The outlook is now, if anything, even worse. There are 3.48 million confirmed cases worldwide and 227,000 reported deaths. Large parts of the planet are still under severe restrictions.
The PM's initial assessment, that this would take up to six months to play out, is looking optimistic. So to are those pundits, including CommSec chief economist, Craig James, who canvassed the possibility a recession could be avoided.
This is the era of globalisation; the economy is hostage to what is happening elsewhere.
International travel won't resume on anything like its pre-COVID-19 scale until some time in 2021 at the earliest.
International tourists, and international students, won't be returning in significant numbers in 2020.
Given there was a strong push for economic stimulus even before the bushfires and the pandemic, the National Cabinet needs to take a longer term view of the support measures put in place to help Australians affected by the crisis than it has to date.
The doubling of the JobSeeker payment (aka Newstart) was initially flagged as a temporary measure to support millions of families and individuals who lost their incomes.
It was also an admission of the sheer inadequacy of the payment to support those who were unable to find work.
Any ideologically driven attempt to wind it back to the old level once the crisis is deemed to be over must be opposed for two reasons.
The first is it would be irresponsible and cruel to expect people who have been living on an increased income for six months to return to a level of support almost universally acknowledged as insufficient to provide accommodation, food and the other bare necessities.

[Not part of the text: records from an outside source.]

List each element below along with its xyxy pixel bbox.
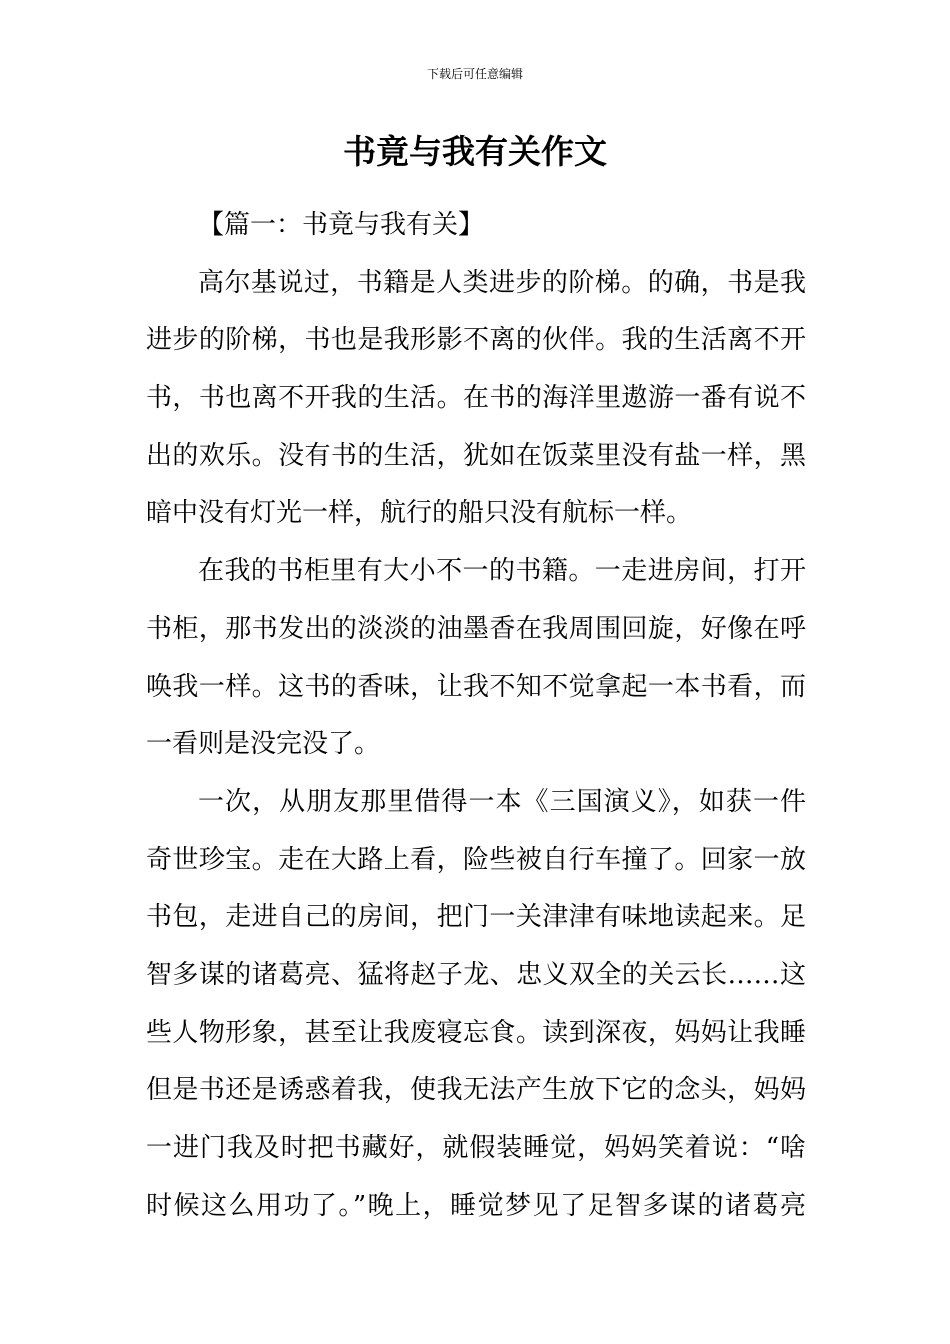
document-body	[146, 197, 806, 1235]
header-note: 下载后可任意编辑	[426, 67, 523, 81]
section-heading: 【篇一：书竟与我有关】	[198, 210, 485, 240]
document-title: 书竟与我有关作文	[343, 132, 607, 171]
text-line: 一次，从朋友那里借得一本《三国演义》，如获一件	[198, 786, 806, 817]
text-line: 暗中没有灯光一样，航行的船只没有航标一样。	[146, 498, 693, 529]
text-line: 书柜，那书发出的淡淡的油墨香在我周围回旋，好像在呼	[146, 613, 806, 644]
text-line: 些人物形象，甚至让我废寝忘食。读到深夜，妈妈让我睡	[146, 1017, 806, 1048]
text-line: 一看则是没完没了。	[146, 729, 381, 760]
text-line: 书包，走进自己的房间，把门一关津津有味地读起来。足	[146, 902, 806, 933]
text-line: 奇世珍宝。走在大路上看，险些被自行车撞了。回家一放	[146, 844, 806, 875]
text-line: 唤我一样。这书的香味，让我不知不觉拿起一本书看，而	[146, 671, 806, 702]
text-line: 但是书还是诱惑着我，使我无法产生放下它的念头，妈妈	[146, 1075, 806, 1106]
text-line: 一进门我及时把书藏好，就假装睡觉，妈妈笑着说：“啥	[146, 1133, 806, 1163]
text-line: 进步的阶梯，书也是我形影不离的伙伴。我的生活离不开	[146, 325, 806, 356]
text-line: 智多谋的诸葛亮、猛将赵子龙、忠义双全的关云长……这	[146, 959, 806, 990]
text-line: 时候这么用功了。”晚上，睡觉梦见了足智多谋的诸葛亮	[146, 1190, 806, 1221]
text-line: 出的欢乐。没有书的生活，犹如在饭菜里没有盐一样，黑	[146, 440, 806, 471]
text-line: 书，书也离不开我的生活。在书的海洋里遨游一番有说不	[146, 383, 806, 414]
text-line: 高尔基说过，书籍是人类进步的阶梯。的确，书是我	[198, 267, 806, 298]
text-line: 在我的书柜里有大小不一的书籍。一走进房间，打开	[198, 556, 806, 587]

The second is that money received by JobSeeker recipients is spent. It creates demand for goods and services at a time demand is more important than ever before.
This government has, quite rightly, won praise for its handling of the health side of this crisis.
It will make history if it manages the economic recovery with same degree of success.
That means keeping the stimulus flowing until it is beyond all doubt everybody has crossed the bridge to "the other side", and we have a restructured, and more equitable, economy that is even stronger than before.